The ice man carried the block on his shoulder with tongs that bit into the ice like teeth. He carried it up the stairs and he put it in your ice box and the ice box was a wooden cabinet with a zinc lining and a drip pan and the ice sat on top and the cold fell down and the food sat below and stayed cold until the ice melted. The ice man came twice a week. Monday and Thursday. If the ice melted before Thursday the milk went sour and the meat went bad and you ate what you had because the ice man did not come on Wednesdays.
The kids followed the ice wagon the way kids follow the ice cream truck now. When the driver chipped a block with his pick the chips fell to the street and the kids grabbed them and sucked on them and the chips tasted like sawdust and river and summer. The ice chip was the popsicle before the popsicle. Free. Cold. Gone in thirty seconds. The best things in the city were always free and temporary.
My grandmother had an ice box on Rivington Street until 1955. She did not trust the refrigerator. She said the ice box keeps food cold because you can see the ice and you know how much cold you have left. The refrigerator hides the cold. You open the door and the cold is there but you do not know why or how much is left. She said the ice box was honest. The refrigerator was a magician. She did not trust magicians.
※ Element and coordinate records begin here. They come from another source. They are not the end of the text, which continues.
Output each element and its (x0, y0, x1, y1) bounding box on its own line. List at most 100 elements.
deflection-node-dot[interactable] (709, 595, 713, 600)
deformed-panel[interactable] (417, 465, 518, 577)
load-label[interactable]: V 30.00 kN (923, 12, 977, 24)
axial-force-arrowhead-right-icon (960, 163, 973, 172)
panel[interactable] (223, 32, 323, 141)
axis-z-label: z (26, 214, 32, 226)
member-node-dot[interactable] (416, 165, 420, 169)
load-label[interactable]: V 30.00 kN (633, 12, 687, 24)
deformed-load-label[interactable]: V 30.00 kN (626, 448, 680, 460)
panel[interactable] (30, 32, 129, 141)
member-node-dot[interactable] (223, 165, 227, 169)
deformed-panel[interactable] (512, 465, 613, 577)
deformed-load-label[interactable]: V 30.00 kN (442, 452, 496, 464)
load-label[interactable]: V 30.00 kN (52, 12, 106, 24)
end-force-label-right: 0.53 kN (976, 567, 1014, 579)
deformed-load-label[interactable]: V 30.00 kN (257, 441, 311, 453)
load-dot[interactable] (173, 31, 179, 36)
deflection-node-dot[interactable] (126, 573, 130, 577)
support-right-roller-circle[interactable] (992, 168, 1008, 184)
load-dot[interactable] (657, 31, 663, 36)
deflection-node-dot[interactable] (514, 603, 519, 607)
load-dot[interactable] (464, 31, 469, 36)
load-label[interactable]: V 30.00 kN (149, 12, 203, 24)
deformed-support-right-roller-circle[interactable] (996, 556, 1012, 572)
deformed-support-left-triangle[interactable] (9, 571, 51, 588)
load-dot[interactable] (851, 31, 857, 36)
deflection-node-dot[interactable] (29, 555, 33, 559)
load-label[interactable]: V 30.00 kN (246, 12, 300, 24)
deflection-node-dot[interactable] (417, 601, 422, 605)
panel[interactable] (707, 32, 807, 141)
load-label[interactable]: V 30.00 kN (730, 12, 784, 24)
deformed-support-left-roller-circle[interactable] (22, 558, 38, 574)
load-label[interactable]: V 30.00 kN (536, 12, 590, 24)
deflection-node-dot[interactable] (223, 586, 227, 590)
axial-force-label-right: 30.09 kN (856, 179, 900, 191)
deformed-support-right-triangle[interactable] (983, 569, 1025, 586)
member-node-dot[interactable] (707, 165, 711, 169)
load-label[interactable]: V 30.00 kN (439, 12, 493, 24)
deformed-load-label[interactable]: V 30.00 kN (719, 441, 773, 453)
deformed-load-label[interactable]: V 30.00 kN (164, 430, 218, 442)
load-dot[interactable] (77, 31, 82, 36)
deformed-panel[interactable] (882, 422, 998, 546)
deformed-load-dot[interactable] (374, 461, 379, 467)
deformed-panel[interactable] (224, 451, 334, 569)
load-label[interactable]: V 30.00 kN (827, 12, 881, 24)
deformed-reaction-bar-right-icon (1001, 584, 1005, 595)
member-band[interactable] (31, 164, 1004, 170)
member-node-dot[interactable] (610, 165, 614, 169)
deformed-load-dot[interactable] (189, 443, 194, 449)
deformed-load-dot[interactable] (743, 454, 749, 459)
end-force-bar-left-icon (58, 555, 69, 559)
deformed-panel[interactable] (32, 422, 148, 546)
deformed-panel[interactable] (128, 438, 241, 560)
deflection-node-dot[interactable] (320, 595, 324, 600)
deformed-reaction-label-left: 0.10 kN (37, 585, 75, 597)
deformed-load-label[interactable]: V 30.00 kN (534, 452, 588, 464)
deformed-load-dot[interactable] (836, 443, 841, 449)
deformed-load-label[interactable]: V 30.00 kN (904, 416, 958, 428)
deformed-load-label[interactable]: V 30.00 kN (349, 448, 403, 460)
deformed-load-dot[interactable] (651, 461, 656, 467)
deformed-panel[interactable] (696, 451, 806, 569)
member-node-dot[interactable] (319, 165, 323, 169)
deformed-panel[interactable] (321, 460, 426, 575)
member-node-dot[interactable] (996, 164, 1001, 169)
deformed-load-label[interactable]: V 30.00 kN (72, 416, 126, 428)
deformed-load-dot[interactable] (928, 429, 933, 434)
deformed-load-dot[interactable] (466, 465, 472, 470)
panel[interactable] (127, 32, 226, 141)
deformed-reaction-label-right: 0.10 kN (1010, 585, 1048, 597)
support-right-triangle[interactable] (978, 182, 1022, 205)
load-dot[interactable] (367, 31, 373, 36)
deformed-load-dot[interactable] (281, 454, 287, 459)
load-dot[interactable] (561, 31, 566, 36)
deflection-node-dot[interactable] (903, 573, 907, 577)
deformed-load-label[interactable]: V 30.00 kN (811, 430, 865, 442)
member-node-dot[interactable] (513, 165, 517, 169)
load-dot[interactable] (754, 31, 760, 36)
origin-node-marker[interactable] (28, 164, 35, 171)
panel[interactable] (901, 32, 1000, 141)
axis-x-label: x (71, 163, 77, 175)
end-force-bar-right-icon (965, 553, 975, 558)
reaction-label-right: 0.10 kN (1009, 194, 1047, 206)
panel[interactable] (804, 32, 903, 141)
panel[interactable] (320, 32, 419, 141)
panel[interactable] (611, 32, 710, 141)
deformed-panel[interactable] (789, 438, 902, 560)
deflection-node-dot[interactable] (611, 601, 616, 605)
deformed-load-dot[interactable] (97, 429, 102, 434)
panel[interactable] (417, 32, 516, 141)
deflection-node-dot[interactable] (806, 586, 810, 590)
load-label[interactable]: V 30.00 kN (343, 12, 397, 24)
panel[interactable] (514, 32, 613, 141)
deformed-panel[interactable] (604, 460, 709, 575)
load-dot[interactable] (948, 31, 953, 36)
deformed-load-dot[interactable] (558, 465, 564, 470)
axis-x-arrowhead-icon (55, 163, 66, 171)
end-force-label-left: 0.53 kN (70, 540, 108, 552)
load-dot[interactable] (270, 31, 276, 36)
The last ice wagon in New York ran in the nineteen-fifties. The horse went to a stable and the stable became a parking garage and the parking garage became a condo. The ice business became the refrigerator business and the refrigerator business became the smart refrigerator business and the smart refrigerator tells you when you are out of milk. The ice man knew you were out of milk because he saw the empty bottle on the landing. The ice man did not need wifi. The ice man needed a horse and a pair of tongs and the memory of which floor you lived on.